UPDATE, Aug. 19: William Ruto won the Kenya presidential election. Read more at NPR, Aug. 15.
Kenya will vote for a new president next month in a general election laced with ethnic tensions, which has people in Nairobi on edge.
For two five-year terms, incumbent President Uhuru Kenyatta has labored to convince Kenyans that his agenda has generated economic opportunity and quelled corruption. Most of that time he has been effective, at least at the convincing, as evidenced by approval ratings exceeding 70%. But those ratings have occasionally plunged upon allegations that shook the moral high ground.
Perhaps most damning, Kenyatta faced charges in the International Criminal Court alleging complicity in violence, including the burning to death of 28 people inside a church, related to a previous election cycle. In 2014, the court dismissed the indictment for insufficient evidence. Frustrated prosecutors alleged witness tampering and intimidation.
Now Kenyatta is term limited. His exit from power has broader significance because he represents a family dynasty that has maintained control of Kenyan politics since 1963 independence. A rivalry with the Odinga family has lent Kenyatta dominance a gloss of competition, and sometimes a run for its money. But perennial presidential challenger Raila Odinga has never quite made the grade, and the seesawing fortunes of the families come off to more numerous outsiders as oligarchic.
Threads of ethnic tension underlie the contest, too. The Kenyatta family is part of Kenya's plurality ethnic group, the Kikuyu, a Bantu people constituting about a fifth of the population. Fairly or unfairly, Kenyatta is perceived as having allocated political power to aggrandize Kikuyu hegemony.
But neither of the two leading candidates for the presidency is Kikuyu. One candidate is the familiar Odinga, who hails from the Luo ethnic group, a Nilotic people, like the well known Maasai. Traveling in the Maasai Mara in June, anecdotally, I found people more prone than their Nairobi fellows to view the presidential race through an ethnic prism. Or maybe they were just more willing to say so.
Me with a Maasai mate in June (C) Alison 2022, licensed exclusively to RJ Peltz-Steele |
The other contender is the incumbent deputy president, William Ruto. Ruto, who belongs to the Kalenjin ethnic group, also a Nilotic people, was charged in The Hague over election violence, alongside Kenyatta, and saw his charges dismissed likewise in 2016. Ruto also chose a Kikuyu running mate; Martha "Iron Lady" Karua would be the nation's first female deputy president.

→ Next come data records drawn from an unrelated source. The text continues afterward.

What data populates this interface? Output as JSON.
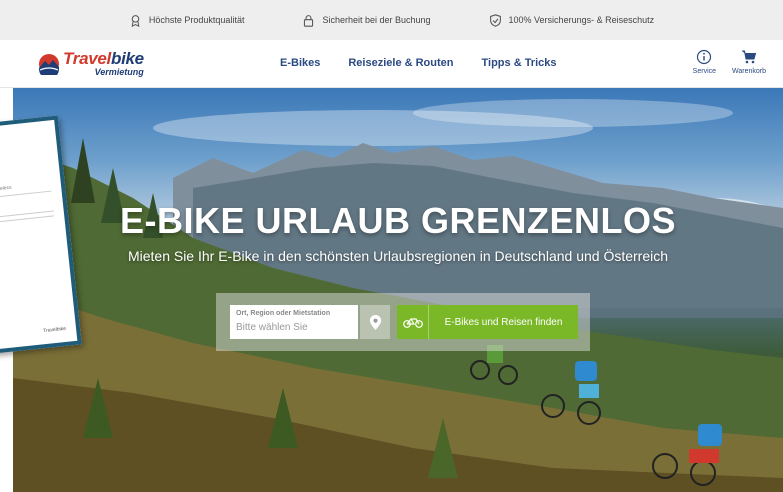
{
  "trustbar": {
    "items": [
      {
        "icon": "medal-icon",
        "label": "Höchste Produktqualität"
      },
      {
        "icon": "lock-icon",
        "label": "Sicherheit bei der Buchung"
      },
      {
        "icon": "shield-check-icon",
        "label": "100% Versicherungs- & Reiseschutz"
      }
    ]
  },
  "header": {
    "logo": {
      "part1": "Travel",
      "part2": "bike",
      "sub": "Vermietung"
    },
    "nav": [
      "E-Bikes",
      "Reiseziele & Routen",
      "Tipps & Tricks"
    ],
    "service_label": "Service",
    "cart_label": "Warenkorb"
  },
  "hero": {
    "title": "E-BIKE URLAUB GRENZENLOS",
    "subtitle": "Mieten Sie Ihr E-Bike in den schönsten Urlaubsregionen in Deutschland und Österreich",
    "search": {
      "label": "Ort, Region oder Mietstation",
      "placeholder": "Bitte wählen Sie"
    },
    "button_label": "E-Bikes und Reisen finden"
  },
  "brochure": {
    "heading": "Pedelecs",
    "footer": "Travelbike"
  },
  "colors": {
    "brand_red": "#d0392b",
    "brand_blue": "#1f3e77",
    "accent_green": "#7ab828"
  }
}
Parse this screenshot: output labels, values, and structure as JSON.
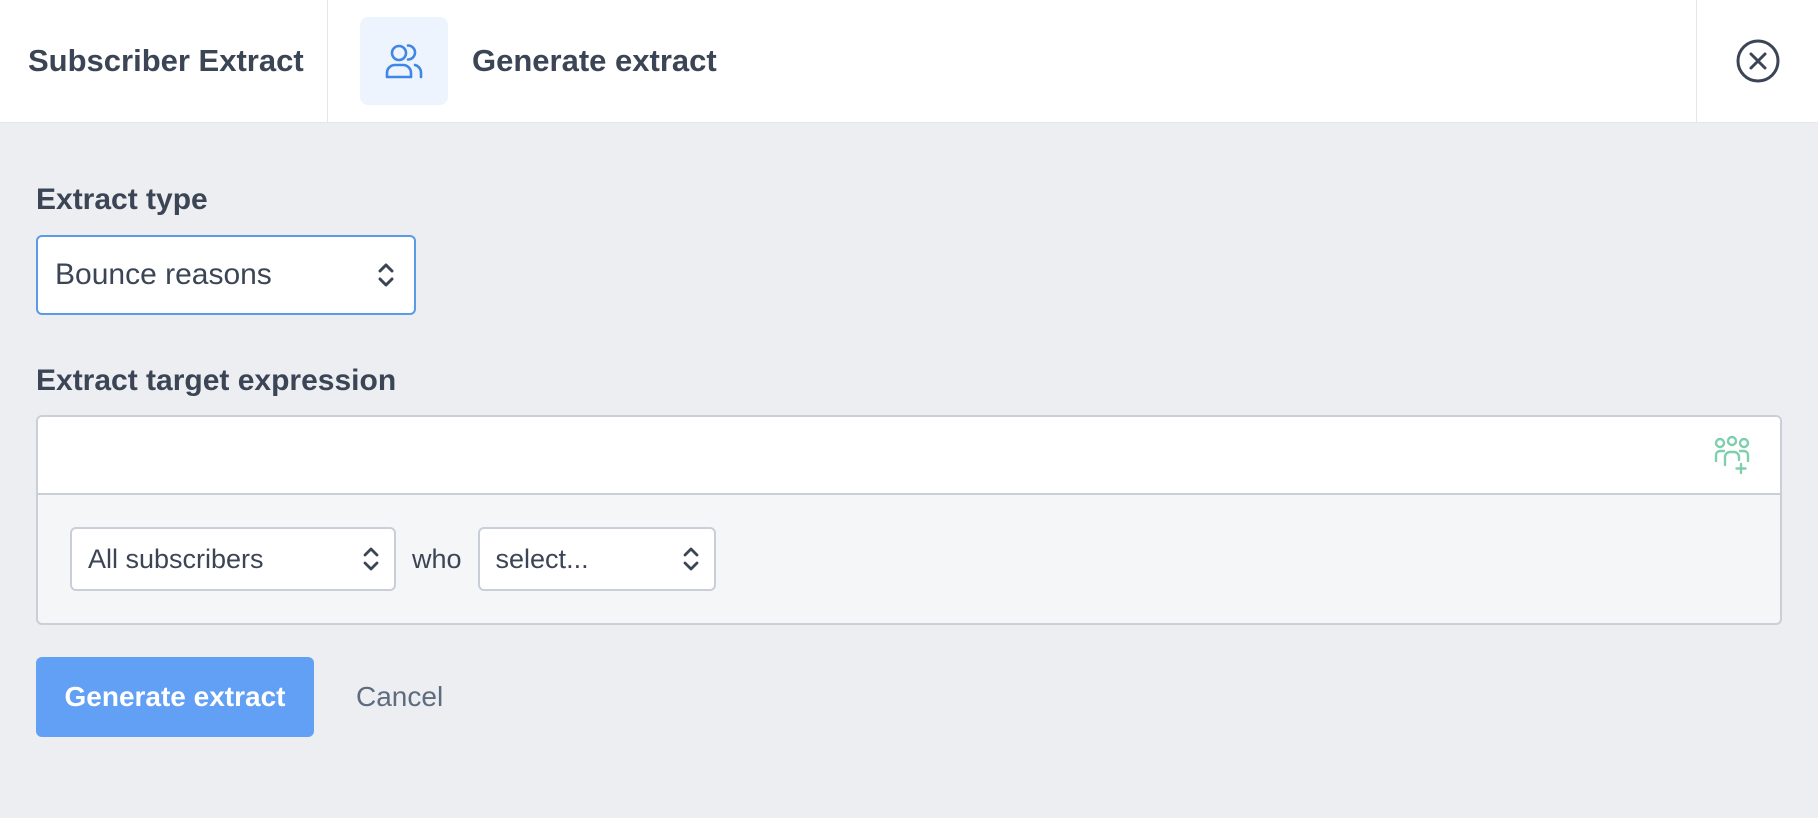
{
  "header": {
    "app_title": "Subscriber Extract",
    "page_title": "Generate extract",
    "icon": "users-icon",
    "close_icon": "close-circle-icon"
  },
  "form": {
    "extract_type": {
      "label": "Extract type",
      "selected": "Bounce reasons"
    },
    "target_expression": {
      "label": "Extract target expression",
      "input_value": "",
      "input_icon": "add-group-icon",
      "subject_select": "All subscribers",
      "connector": "who",
      "condition_select": "select..."
    }
  },
  "actions": {
    "primary_label": "Generate extract",
    "cancel_label": "Cancel"
  },
  "colors": {
    "accent": "#62a0f5",
    "focus_border": "#5a9ae6",
    "icon_blue": "#3f86e6",
    "icon_green": "#7fcfae",
    "background": "#eceef2"
  }
}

That both candidates chose Kikuyu running mates shows the priority of appealing to an ethnic plurality that might fear the loss of long familiar station. Odinga and Ruto have traded the lead in polls, but either way, it is overwhelmingly likely that the highest office in Kenya will, historically, slip out of Kikuyu hands.
With a history of violence following elections—besides the '07-08 turmoil that precipitated ICC investigation, Kenyatta's narrow reelection margin five years ago led to civil unrest and a dramatic court challenge—people in Nairobi are on edge. I was repeatedly warned to stay away from any assembly that might even morph into a political rally. And I found some city dwellers flatly unwilling to venture out after dark.
All that said, I have to admit, what first caused me to take an interest in the Kenyan presidential election is none of the above. Rather, it was a Ruto billboard that I saw in many places around Nairobi. The billboard boasts the curious tagline, "EVERY HUSTLE MATTERS," or, sometimes, "EVERY HUSTLE COUNTS."
CC BY-NC-SA 4.0 RJ Peltz-Steele |
I laughed out loud when I first saw it. I asked a taxi driver what it meant, and he told me matter-of-factly that it meant Ruto promises plenty of jobs, "hustles," for people: important in an economy in which a person might derive income from many and various part-time gigs.
A more trusted Kenyan source later told me, yes, Kenyan English does recognize the negative connotation of the word "hustle." And Ruto did indeed take some heat for his unusual choice of words in an election in which anti-corruption figures prominently.
Maybe in the end, the hustle will work for Ruto. After two terms of Uhuru Kenyatta leadership and a half-century of dynastic family control, Kenya struck me as mired in a state of development ill-befitting its reputation as an East Africa leader and below par relative to neighboring Uganda and Tanzania. Perhaps for voters, it's the economy, stupid.